Classifier-Free Guidance
Key Insight
Classifier-free guidance (CFG) is the single biggest practical trick in modern text-to-image generation: it makes samples follow the prompt far more closely, and unlike the earlier classifier guidance it needs no separate classifier at all. The recipe is to train one model that sometimes sees the real condition and sometimes a "null" (empty) condition — done by randomly dropping the condition about 10% of the time during training — so the same network learns both the conditional and unconditional prediction. At sampling time you run it twice and extrapolate: start from the unconditional prediction and push away from it and toward the conditional one, with a "guidance scale" controlling how hard you push. This sharpens the output toward modes the prompt strongly implies, but turn the scale too high and you get oversaturated, less diverse images — the trade-off this project maps by sweeping the scale from 1.0 to 12.0.
FAQ
Is the "real condition" something you supply directly?
Yes. The real condition is whatever you feed in as the prompt (e.g., "a cat"). At sampling the model runs twice — once on your prompt and once on the "null" condition — but you only supply the prompt. The null is a learned empty token (an empty string or a fixed null embedding), so the unconditional pass is produced automatically by the same network. The guidance formula pred = uncond + scale * (cond - uncond) uses both, but only cond is your input. In practice the two passes are usually batched into a single forward pass (CFG fusion) rather than run separately.
Why drop the condition ~10% of the time, not 50/50? The two passes are not equally important. The conditional prediction is the actual product and must be precise; the unconditional prediction only serves as a baseline to extrapolate away from. A 50/50 split would spend half the model's capacity on the less-important unconditional signal, weakening prompt adherence. Because both share one network, the unconditional pass reaches "good-enough baseline" quality with far less exposure. Empirically (Ho & Salimans, 2022), drop rates around 0.1–0.2 gave the best FID/IS, while 0.5 was worse and very low rates leave the baseline too inaccurate — making ~10% the sweet spot.
For a complex scene, must I input every attribute separately?
No. You write one natural sentence (e.g., "A Golden Retriever wearing an apron and seriously making latte art in front of an espresso machine, fluffy fur, warm lighting, high-quality photo"). The text encoder turns the whole sentence into a single conditioning embedding, so the conditional pass looks the same whether the prompt is one word or a long phrase — complexity does not require extra passes or split inputs. Unspecified details (background, lighting, exact pose) are sampled from the learned distribution; more detail simply narrows the output. The real limitation is attribute binding — colors or traits attaching to the wrong object when several are described — which is a model/text-encoder limit, not something fixed by splitting the prompt. When text alone is insufficient, extra condition channels like ControlNet (pose/edge/depth maps) or IP-Adapter (reference image) are added.
How is training on diverse images automated? The automation lives almost entirely in the data pipeline, not the model code. The core idea is generating each image's condition (caption) without manual labeling:
- Collect (image, text) pairs by scraping the web, using existing
alt-text as the first-pass caption (e.g., LAION-5B). - Auto-filter with quality gates — CLIP score for image–text match, aesthetic score, plus resolution/NSFW/watermark filters and deduplication.
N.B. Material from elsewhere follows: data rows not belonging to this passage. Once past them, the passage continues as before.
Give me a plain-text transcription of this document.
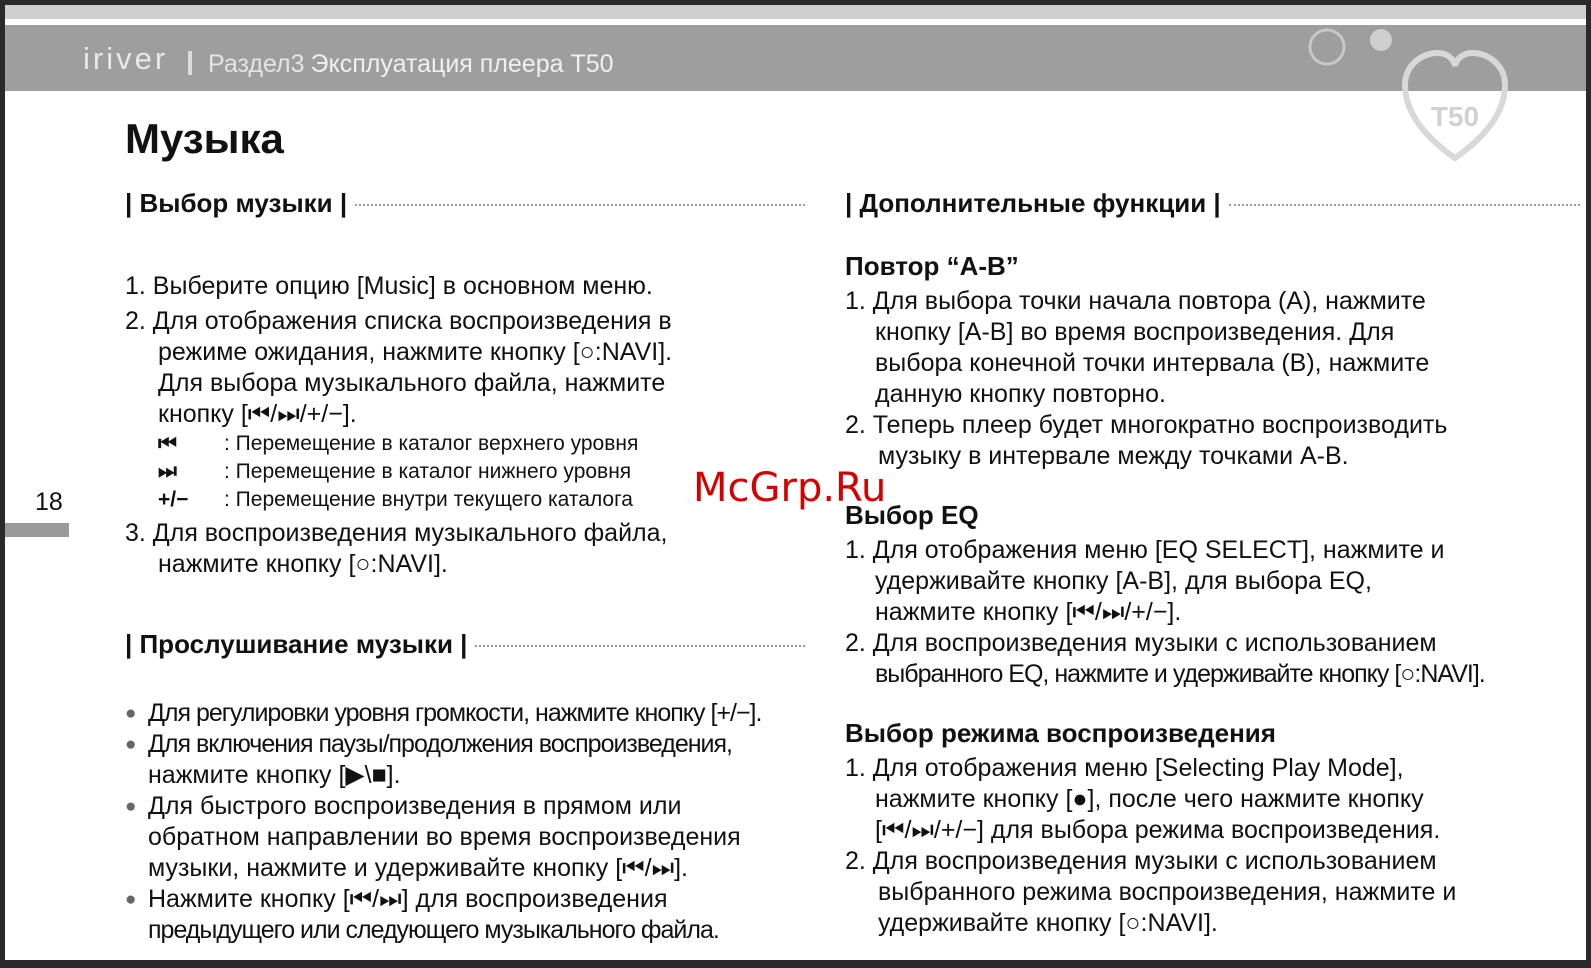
iriver Раздел3 Эксплуатация плеера T50
T50
Музыка
18
| Выбор музыки |
1. Выберите опцию [Music] в основном меню.
2. Для отображения списка воспроизведения в
режиме ожидания, нажмите кнопку [○:NAVI].
Для выбора музыкального файла, нажмите
кнопку [⏮/⏭/+/−].
⏮ : Перемещение в каталог верхнего уровня
⏭ : Перемещение в каталог нижнего уровня
+/− : Перемещение внутри текущего каталога
3. Для воспроизведения музыкального файла,
нажмите кнопку [○:NAVI].
| Прослушивание музыки |
● Для регулировки уровня громкости, нажмите кнопку [+/−].
● Для включения паузы/продолжения воспроизведения,
нажмите кнопку [▶\■].
● Для быстрого воспроизведения в прямом или
обратном направлении во время воспроизведения
музыки, нажмите и удерживайте кнопку [⏮/⏭].
● Нажмите кнопку [⏮/⏭] для воспроизведения
предыдущего или следующего музыкального файла.
| Дополнительные функции |
Повтор “A-B”
1. Для выбора точки начала повтора (A), нажмите
кнопку [A-B] во время воспроизведения. Для
выбора конечной точки интервала (B), нажмите
данную кнопку повторно.
2. Теперь плеер будет многократно воспроизводить
музыку в интервале между точками A-B.
Выбор EQ
1. Для отображения меню [EQ SELECT], нажмите и
удерживайте кнопку [A-B], для выбора EQ,
нажмите кнопку [⏮/⏭/+/−].
2. Для воспроизведения музыки с использованием
выбранного EQ, нажмите и удерживайте кнопку [○:NAVI].
Выбор режима воспроизведения
1. Для отображения меню [Selecting Play Mode],
нажмите кнопку [●], после чего нажмите кнопку
[⏮/⏭/+/−] для выбора режима воспроизведения.
2. Для воспроизведения музыки с использованием
выбранного режима воспроизведения, нажмите и
удерживайте кнопку [○:NAVI].
McGrp.Ru
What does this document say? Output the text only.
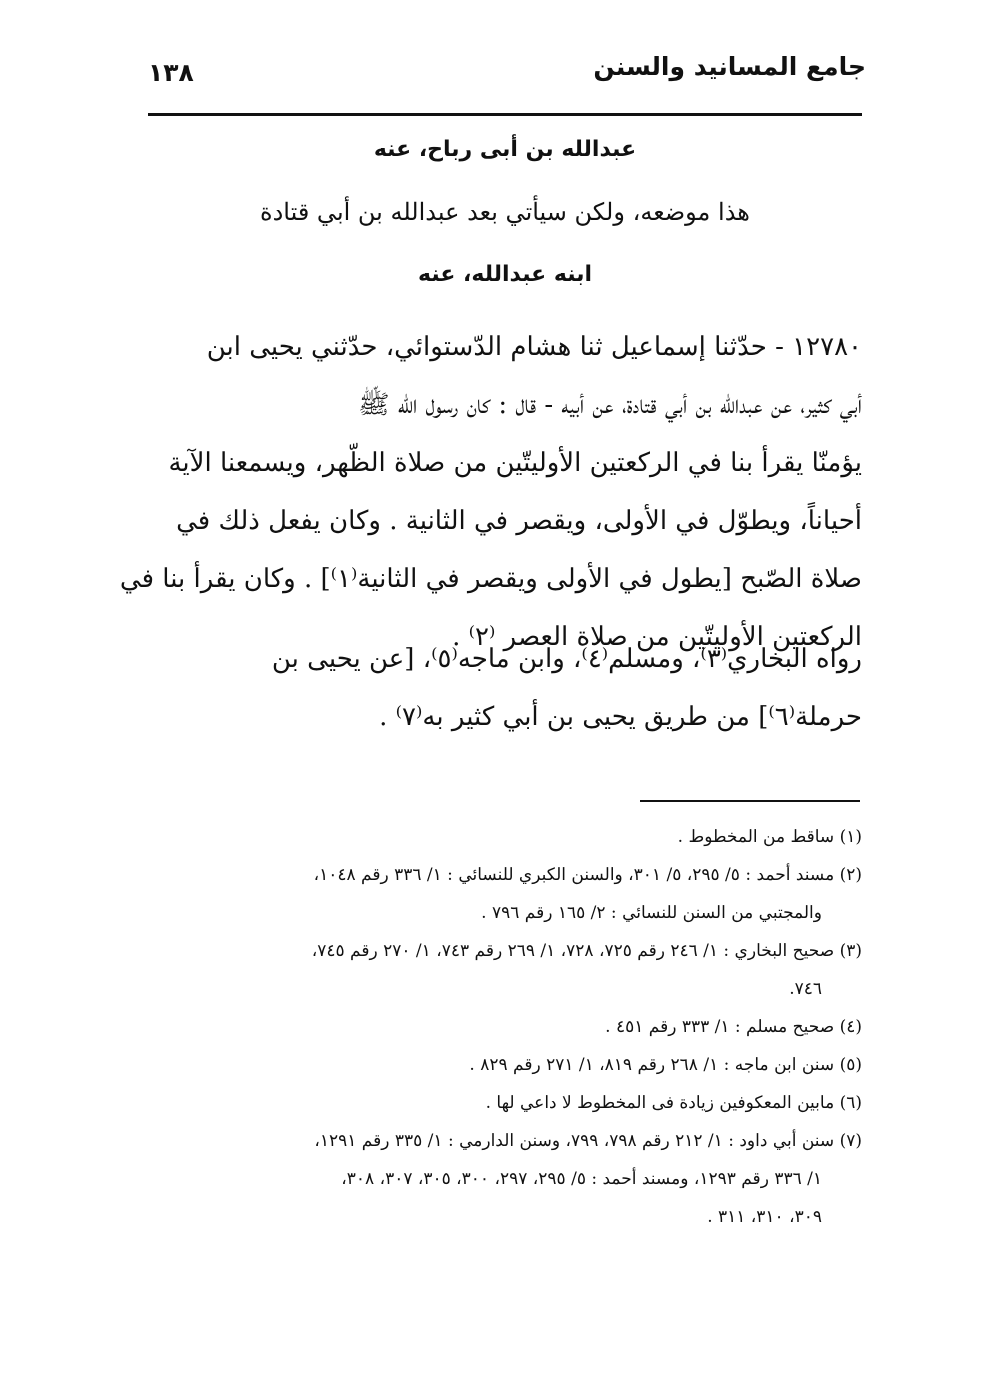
جامع المسانيد والسنن
١٣٨
عبدالله بن أبى رباح، عنه
هذا موضعه، ولكن سيأتي بعد عبدالله بن أبي قتادة
ابنه عبدالله، عنه
١٢٧٨٠ - حدّثنا إسماعيل ثنا هشام الدّستوائي، حدّثني يحيى ابن
أبي كثير، عن عبدالله بن أبي قتادة، عن أبيه - قال : كان رسول الله ﷺ
يؤمنّا يقرأ بنا في الركعتين الأوليتّين من صلاة الظّهر، ويسمعنا الآية
أحياناً، ويطوّل في الأولى، ويقصر في الثانية . وكان يفعل ذلك في
صلاة الصّبح [يطول في الأولى ويقصر في الثانية⁽١⁾] . وكان يقرأ بنا في
الركعتين الأوليتّين من صلاة العصر ⁽٢⁾ .
رواه البخاري⁽٣⁾، ومسلم⁽٤⁾، وابن ماجه⁽٥⁾، [عن يحيى بن
حرملة⁽٦⁾] من طريق يحيى بن أبي كثير به⁽٧⁾ .
(١) ساقط من المخطوط .
(٢) مسند أحمد : ٥/ ٢٩٥، ٥/ ٣٠١، والسنن الكبري للنسائي : ١/ ٣٣٦ رقم ١٠٤٨،
والمجتبي من السنن للنسائي : ٢/ ١٦٥ رقم ٧٩٦ .
(٣) صحيح البخاري : ١/ ٢٤٦ رقم ٧٢٥، ٧٢٨، ١/ ٢٦٩ رقم ٧٤٣، ١/ ٢٧٠ رقم ٧٤٥،
٧٤٦.
(٤) صحيح مسلم : ١/ ٣٣٣ رقم ٤٥١ .
(٥) سنن ابن ماجه : ١/ ٢٦٨ رقم ٨١٩، ١/ ٢٧١ رقم ٨٢٩ .
(٦) مابين المعكوفين زيادة فى المخطوط لا داعي لها .
(٧) سنن أبي داود : ١/ ٢١٢ رقم ٧٩٨، ٧٩٩، وسنن الدارمي : ١/ ٣٣٥ رقم ١٢٩١،
١/ ٣٣٦ رقم ١٢٩٣، ومسند أحمد : ٥/ ٢٩٥، ٢٩٧، ٣٠٠، ٣٠٥، ٣٠٧، ٣٠٨،
٣٠٩، ٣١٠، ٣١١ .
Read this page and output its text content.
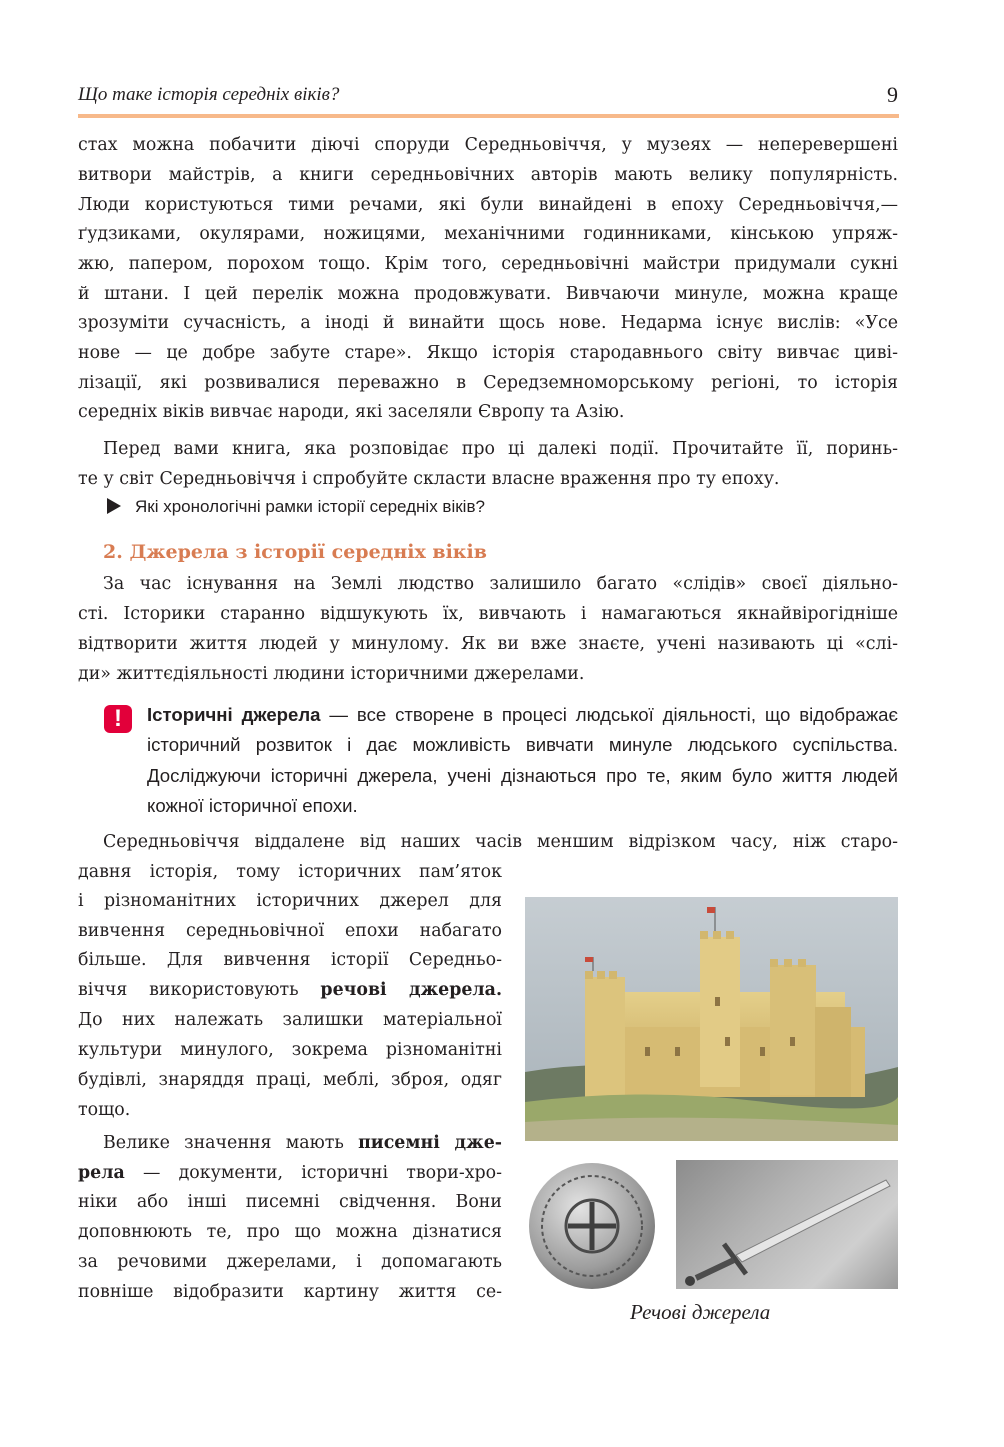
Що таке історія середніх віків?	9

стах можна побачити діючі споруди Середньовіччя, у музеях — неперевершені

витвори майстрів, а книги середньовічних авторів мають велику популярність.

Люди користуються тими речами, які були винайдені в епоху Середньовіччя,—

ґудзиками, окулярами, ножицями, механічними годинниками, кінською упряж-

жю, папером, порохом тощо. Крім того, середньовічні майстри придумали сукні

й штани. І цей перелік можна продовжувати. Вивчаючи минуле, можна краще

зрозуміти сучасність, а іноді й винайти щось нове. Недарма існує вислів: «Усе

нове — це добре забуте старе». Якщо історія стародавнього світу вивчає циві-

лізації, які розвивалися переважно в Середземноморському регіоні, то історія

середніх віків вивчає народи, які заселяли Європу та Азію.

Перед вами книга, яка розповідає про ці далекі події. Прочитайте її, поринь-

те у світ Середньовіччя і спробуйте скласти власне враження про ту епоху.

Які хронологічні рамки історії середніх віків?
2. Джерела з історії середніх віків

За час існування на Землі людство залишило багато «слідів» своєї діяльно-

сті. Історики старанно відшукують їх, вивчають і намагаються якнайвірогідніше

відтворити життя людей у минулому. Як ви вже знаєте, учені називають ці «слі-

ди» життєдіяльності людини історичними джерелами.

!	Історичні джерела — все створене в процесі людської діяльності, що відображає історичний розвиток і дає можливість вивчати минуле людського суспільства. Досліджуючи історичні джерела, учені дізнаються про те, яким було життя людей кожної історичної епохи.

Середньовіччя віддалене від наших часів меншим відрізком часу, ніж старо-

давня історія, тому історичних пам’яток

і різноманітних історичних джерел для

вивчення середньовічної епохи набагато

більше. Для вивчення історії Середньо-

віччя використовують речові джерела.

До них належать залишки матеріальної

культури минулого, зокрема різноманітні

будівлі, знаряддя праці, меблі, зброя, одяг

тощо.

Велике значення мають писемні дже-

рела — документи, історичні твори-хро-

ніки або інші писемні свідчення. Вони

доповнюють те, про що можна дізнатися

за речовими джерелами, і допомагають

повніше відобразити картину життя се-

Речові джерела
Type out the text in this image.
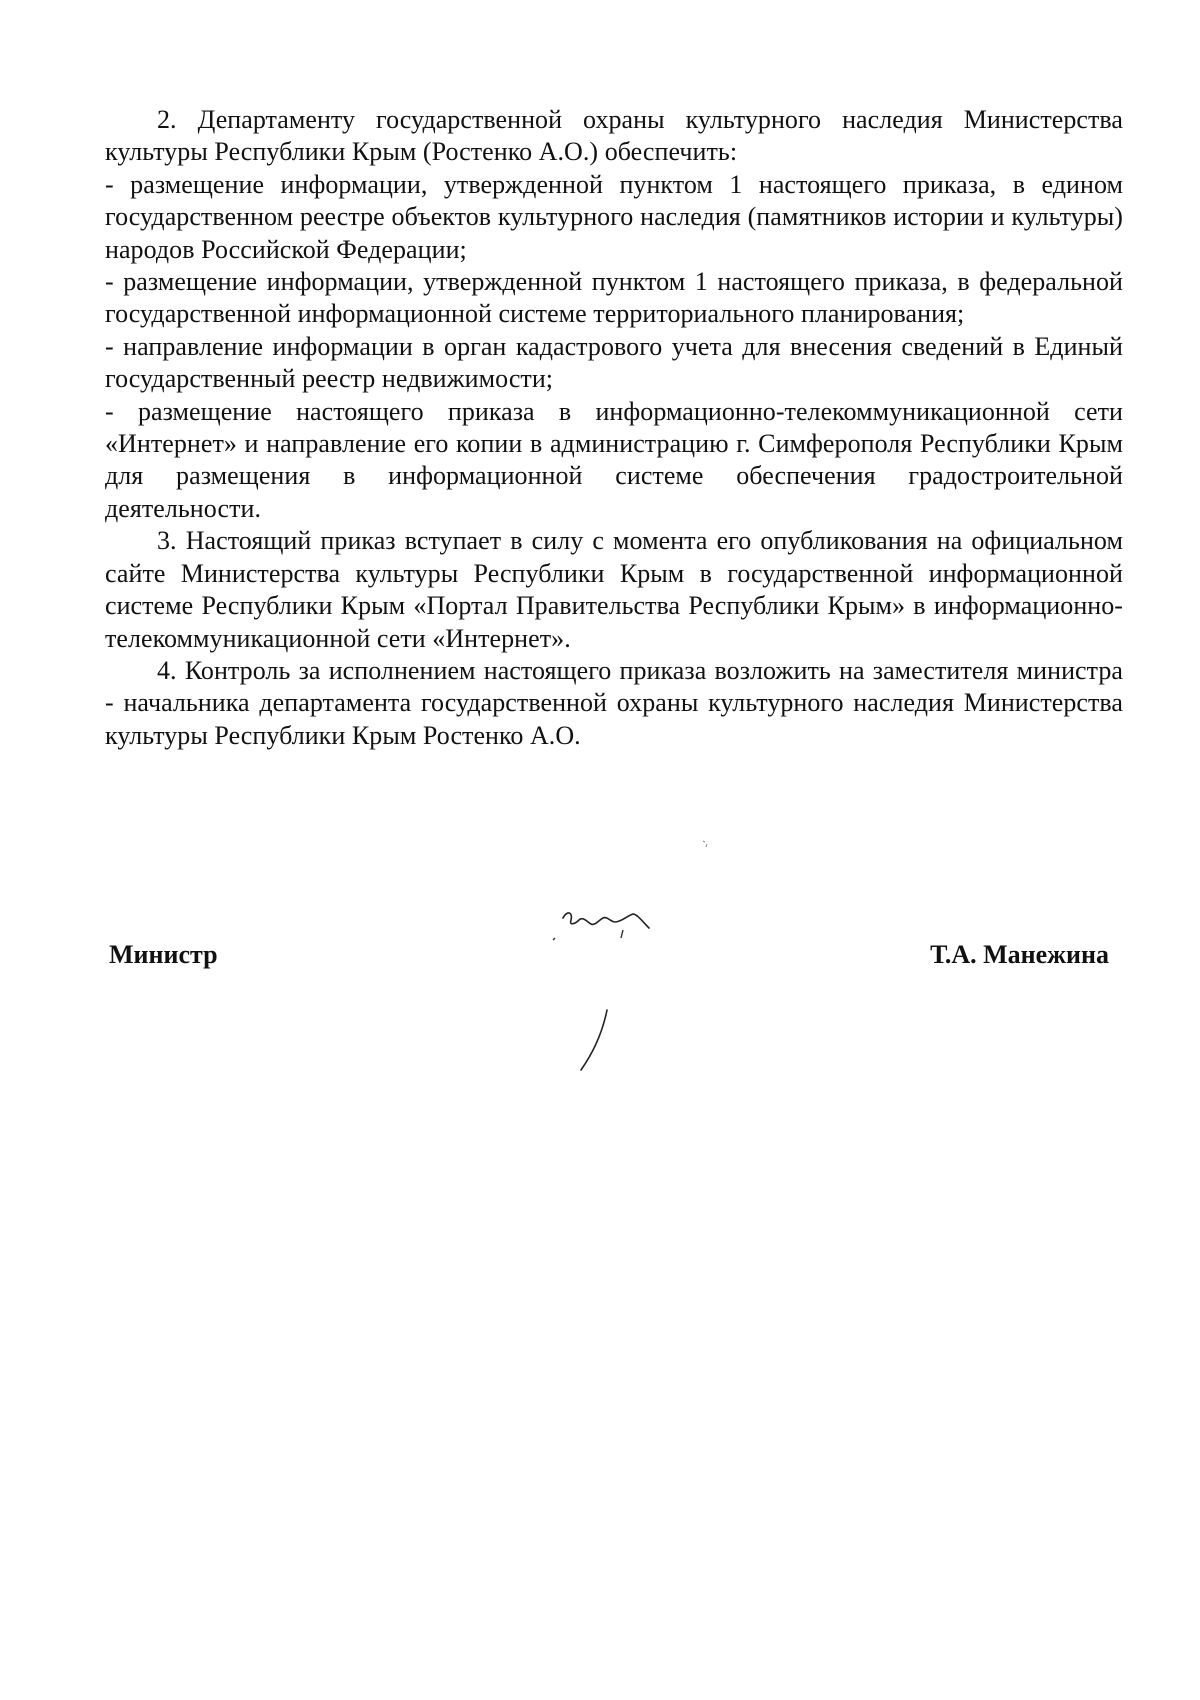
2. Департаменту государственной охраны культурного наследия Министерства культуры Республики Крым (Ростенко А.О.) обеспечить:

- размещение информации, утвержденной пунктом 1 настоящего приказа, в едином государственном реестре объектов культурного наследия (памятников истории и культуры) народов Российской Федерации;

- размещение информации, утвержденной пунктом 1 настоящего приказа, в федеральной государственной информационной системе территориального планирования;

- направление информации в орган кадастрового учета для внесения сведений в Единый государственный реестр недвижимости;

- размещение настоящего приказа в информационно-телекоммуникационной сети «Интернет» и направление его копии в администрацию г. Симферополя Республики Крым для размещения в информационной системе обеспечения градостроительной деятельности.

3. Настоящий приказ вступает в силу с момента его опубликования на официальном сайте Министерства культуры Республики Крым в государственной информационной системе Республики Крым «Портал Правительства Республики Крым» в информационно-телекоммуникационной сети «Интернет».

4. Контроль за исполнением настоящего приказа возложить на заместителя министра - начальника департамента государственной охраны культурного наследия Министерства культуры Республики Крым Ростенко А.О.

Министр	Т.А. Манежина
- Recaption with a VLM (BLIP-2, CogVLM, LLaVA) to replace sparse alt-text with dense synthetic captions (the DALL·E 3 / SD3 approach), usually mixing synthetic and original text. This is the step that most improves condition quality.
- Precompute and cache — aspect-ratio bucketing, VAE latents, and frozen text embeddings, so they aren't recomputed every epoch.
- Stream from sharded
.tararchives via WebDataset to avoid per-file I/O at billion-sample scale. - Automate the training loop — condition dropout (~10% null) is handled in the DataLoader collate step, alongside AMP, gradient checkpointing, FSDP/ZeRO sharding, periodic checkpointing, logging, and automatic FID evaluation.
The "alt-text → filter → VLM recaption" stages are what remove manual labeling; the rest (latent caching, WebDataset, distributed training) is infrastructure for running it at scale.